In essence, the GOP has been living with 1980s furniture, which isn’t helping to sell the party to 21st-century buyers.
Sofa bed.

Or not exactly a renovation, more like a new dining room set, sofa, and entertainment center. In essence. And a sofa bed in case the kids decide to show up for Thanksgiving. If you want my advice, Jennifer, forget the furniture and redo the floor, and if you want to be taken seriously put in a new bathroom. The market has gotten really fussy since the bubble burst back when what's-his-name was president. George Something. And if you can't learn how to stop Word from making superscripts out of the ordinal markers, at least try to do something about that hyphen, it looks like a wall-eyed macron.
The meat of conservatism is not the specific issues and positions Reagan took at a particular point in time, but an outlook that favors limited but effective government.
Meat? Really? Yes!
The reformers argue in favor of a government that is lean enough to allow private markets and institutions to flourish...

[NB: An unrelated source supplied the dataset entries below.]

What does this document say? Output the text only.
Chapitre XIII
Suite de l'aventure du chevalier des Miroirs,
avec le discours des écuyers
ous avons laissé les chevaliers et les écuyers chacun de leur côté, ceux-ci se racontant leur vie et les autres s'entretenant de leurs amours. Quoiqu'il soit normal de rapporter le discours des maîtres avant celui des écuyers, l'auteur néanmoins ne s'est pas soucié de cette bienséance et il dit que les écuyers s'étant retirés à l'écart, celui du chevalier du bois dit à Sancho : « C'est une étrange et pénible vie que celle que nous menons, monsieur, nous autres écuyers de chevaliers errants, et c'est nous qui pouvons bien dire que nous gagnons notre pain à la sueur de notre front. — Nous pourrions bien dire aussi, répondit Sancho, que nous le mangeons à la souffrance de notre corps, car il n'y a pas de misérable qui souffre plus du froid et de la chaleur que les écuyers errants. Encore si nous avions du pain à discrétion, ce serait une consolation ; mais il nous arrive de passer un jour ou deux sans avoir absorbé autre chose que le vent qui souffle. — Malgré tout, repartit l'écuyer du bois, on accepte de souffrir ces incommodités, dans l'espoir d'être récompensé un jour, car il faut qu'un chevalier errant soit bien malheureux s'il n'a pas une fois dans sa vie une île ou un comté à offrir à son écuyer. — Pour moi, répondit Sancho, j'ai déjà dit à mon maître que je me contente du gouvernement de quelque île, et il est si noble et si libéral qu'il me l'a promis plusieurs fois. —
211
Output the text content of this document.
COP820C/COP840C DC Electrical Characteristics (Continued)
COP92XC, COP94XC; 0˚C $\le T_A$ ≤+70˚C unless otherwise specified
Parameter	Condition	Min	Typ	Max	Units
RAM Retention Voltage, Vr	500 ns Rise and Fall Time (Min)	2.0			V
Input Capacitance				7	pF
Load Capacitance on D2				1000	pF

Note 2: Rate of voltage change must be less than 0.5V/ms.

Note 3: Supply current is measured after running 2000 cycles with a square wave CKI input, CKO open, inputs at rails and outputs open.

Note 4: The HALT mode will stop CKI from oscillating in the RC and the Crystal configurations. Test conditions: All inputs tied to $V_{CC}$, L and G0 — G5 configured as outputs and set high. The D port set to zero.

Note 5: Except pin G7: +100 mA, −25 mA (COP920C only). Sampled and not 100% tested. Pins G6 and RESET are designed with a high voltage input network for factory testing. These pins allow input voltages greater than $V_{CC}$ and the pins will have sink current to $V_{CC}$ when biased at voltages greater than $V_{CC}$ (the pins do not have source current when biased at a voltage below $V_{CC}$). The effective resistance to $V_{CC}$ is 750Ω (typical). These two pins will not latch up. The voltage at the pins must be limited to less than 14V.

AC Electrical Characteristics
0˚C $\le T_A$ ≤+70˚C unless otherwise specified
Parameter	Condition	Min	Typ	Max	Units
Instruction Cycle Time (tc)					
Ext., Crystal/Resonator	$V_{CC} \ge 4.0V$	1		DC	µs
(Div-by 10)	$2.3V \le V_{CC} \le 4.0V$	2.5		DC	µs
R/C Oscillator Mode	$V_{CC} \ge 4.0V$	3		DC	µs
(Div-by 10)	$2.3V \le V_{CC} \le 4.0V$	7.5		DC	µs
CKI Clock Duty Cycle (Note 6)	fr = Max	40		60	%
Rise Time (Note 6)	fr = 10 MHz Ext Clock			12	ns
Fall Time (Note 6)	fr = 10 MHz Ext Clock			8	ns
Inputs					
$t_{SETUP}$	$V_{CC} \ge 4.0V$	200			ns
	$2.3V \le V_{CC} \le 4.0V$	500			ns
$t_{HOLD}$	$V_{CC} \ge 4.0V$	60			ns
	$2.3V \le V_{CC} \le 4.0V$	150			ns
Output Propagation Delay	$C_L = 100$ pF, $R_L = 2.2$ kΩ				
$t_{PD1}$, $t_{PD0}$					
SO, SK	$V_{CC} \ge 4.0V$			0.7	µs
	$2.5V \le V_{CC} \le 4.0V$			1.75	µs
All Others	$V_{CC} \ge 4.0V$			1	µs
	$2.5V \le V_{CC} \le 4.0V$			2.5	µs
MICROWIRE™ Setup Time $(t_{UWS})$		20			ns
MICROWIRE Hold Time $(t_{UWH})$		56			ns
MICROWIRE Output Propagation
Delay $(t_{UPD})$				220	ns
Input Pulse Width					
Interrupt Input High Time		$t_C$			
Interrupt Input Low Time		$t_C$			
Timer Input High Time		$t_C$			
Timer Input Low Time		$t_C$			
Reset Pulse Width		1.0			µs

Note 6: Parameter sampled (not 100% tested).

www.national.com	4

Lean, but finely marbled with fat in the form of tax incentives and projects that can be hived off to contractors to give it that luscious umami taste? No, it's turning into coffee, or possibly a fabric print, instead:
but bold enough to redesign entitlement programs, revolutionize schools, re-create higher education and jump start the economy with pro-growth measures...
And so on, although the Battle of the Metaphors quiets down at this point. It's not really interesting enough to continue, though she does get back to meat at the end, unless it's only her unfamiliarity with the principles of comma usage:
For all this we can say, well done gentlemen.
They're certainly not rare, anyhow.
IHOP heart attack classic for the Republican rank and file—not what reform conservatives or Koch brothers eat. (The most well-done looking piece I could find.)
Update: Edroso says Rubin is so excited by this development she has devoted THREE columns to it, which may help to explain how the prose got so out of control.